First Author  Hobbs CA Year  2006
Journal  Cancer Res Volume  66
Issue  16 Pages  8116-22
PubMed ID  16912189 Mgi Jnum  J:113386
Mgi Id  MGI:3665540 Doi  10.1158/0008-5472.CAN-06-0359
Citation  Hobbs CA, et al. (2006) Tip60 Protein Isoforms and Altered Function in Skin and Tumors that Overexpress Ornithine Decarboxylase. Cancer Res 66(16):8116-22
abstractText  Elevated expression of ornithine decarboxylase (ODC) and increased synthesis of polyamines are hallmarks of epithelial tumorigenesis. The skin and tumors of K6/ODC and ODC/Ras transgenic mice, in which overexpression of ODC has been targeted to hair follicles, were found to exhibit intrinsically high histone acetyltransferase (HAT) activity. We identified Tip60 as a candidate enzyme for contributing significantly to this abnormally high HAT activity.
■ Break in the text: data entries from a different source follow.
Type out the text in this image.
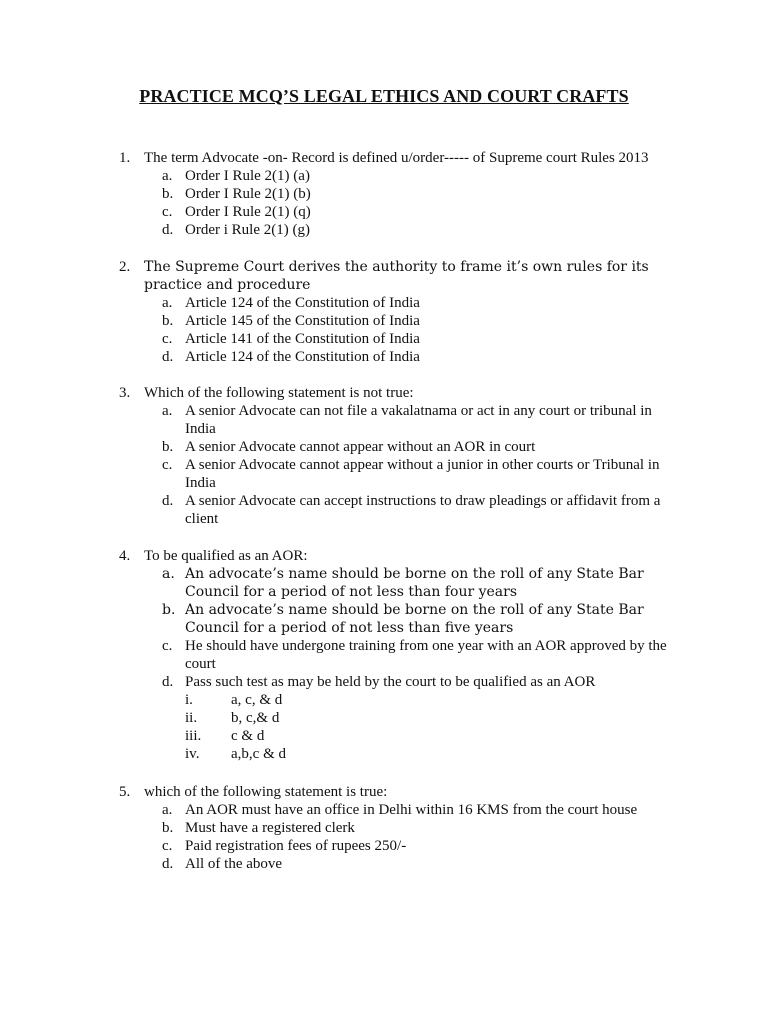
PRACTICE MCQ’S LEGAL ETHICS AND COURT CRAFTS
1. The term Advocate -on- Record is defined u/order----- of Supreme court Rules 2013
a. Order I Rule 2(1) (a)
b. Order I Rule 2(1) (b)
c. Order I Rule 2(1) (q)
d. Order i Rule 2(1) (g)
2. The Supreme Court derives the authority to frame it’s own rules for its practice and procedure
a. Article 124 of the Constitution of India
b. Article 145 of the Constitution of India
c. Article 141 of the Constitution of India
d. Article 124 of the Constitution of India
3. Which of the following statement is not true:
a. A senior Advocate can not file a vakalatnama or act in any court or tribunal in India
b. A senior Advocate cannot appear without an AOR in court
c. A senior Advocate cannot appear without a junior in other courts or Tribunal in India
d. A senior Advocate can accept instructions to draw pleadings or affidavit from a client
4. To be qualified as an AOR:
a. An advocate’s name should be borne on the roll of any State Bar Council for a period of not less than four years
b. An advocate’s name should be borne on the roll of any State Bar Council for a period of not less than five years
c. He should have undergone training from one year with an AOR approved by the court
d. Pass such test as may be held by the court to be qualified as an AOR
i.	a, c, & d
ii. b, c,& d
iii. c & d
iv. a,b,c & d
5. which of the following statement is true:
a. An AOR must have an office in Delhi within 16 KMS from the court house
b. Must have a registered clerk
c. Paid registration fees of rupees 250/-
d. All of the above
Compared with normal littermate controls, the levels of Tip60 protein and an alternative splice variant Tip53 were found to be greater in K6/ODC mouse skin. Furthermore, skin tumors that spontaneously develop in ODC/Ras bigenic mice typically have substantially more Tip60 protein than adjacent non-tumor-bearing skin and exhibit a unique pattern of Tip60 size variants and chemically modified protein isoforms. Steady-state Tip60 and Tip53 mRNA levels were not affected in ODC-overexpressing skin and tumors, implying novel posttranscriptional regulation by polyamines. Given the diverse roles of Tip60, the overabundance of Tip60 protein is predicted to have biological consequences. Compared with normal littermate skin, we detected altered association of Tip60 with E2F1 and a subset of newly identified Tip60-interacting transcription factors in ODC transgenic mouse skin and tumors. E2F1 was shown to be bound in greater amounts to up-regulated target genes in ODC-overexpressing skin. Thus, up-regulation of Tip60 protein, influencing the expression of Tip60-regulated genes, could play a contributing role in polyamine-mediated tumor promotion. (Cancer Res 2006; 66(16): 8116-22).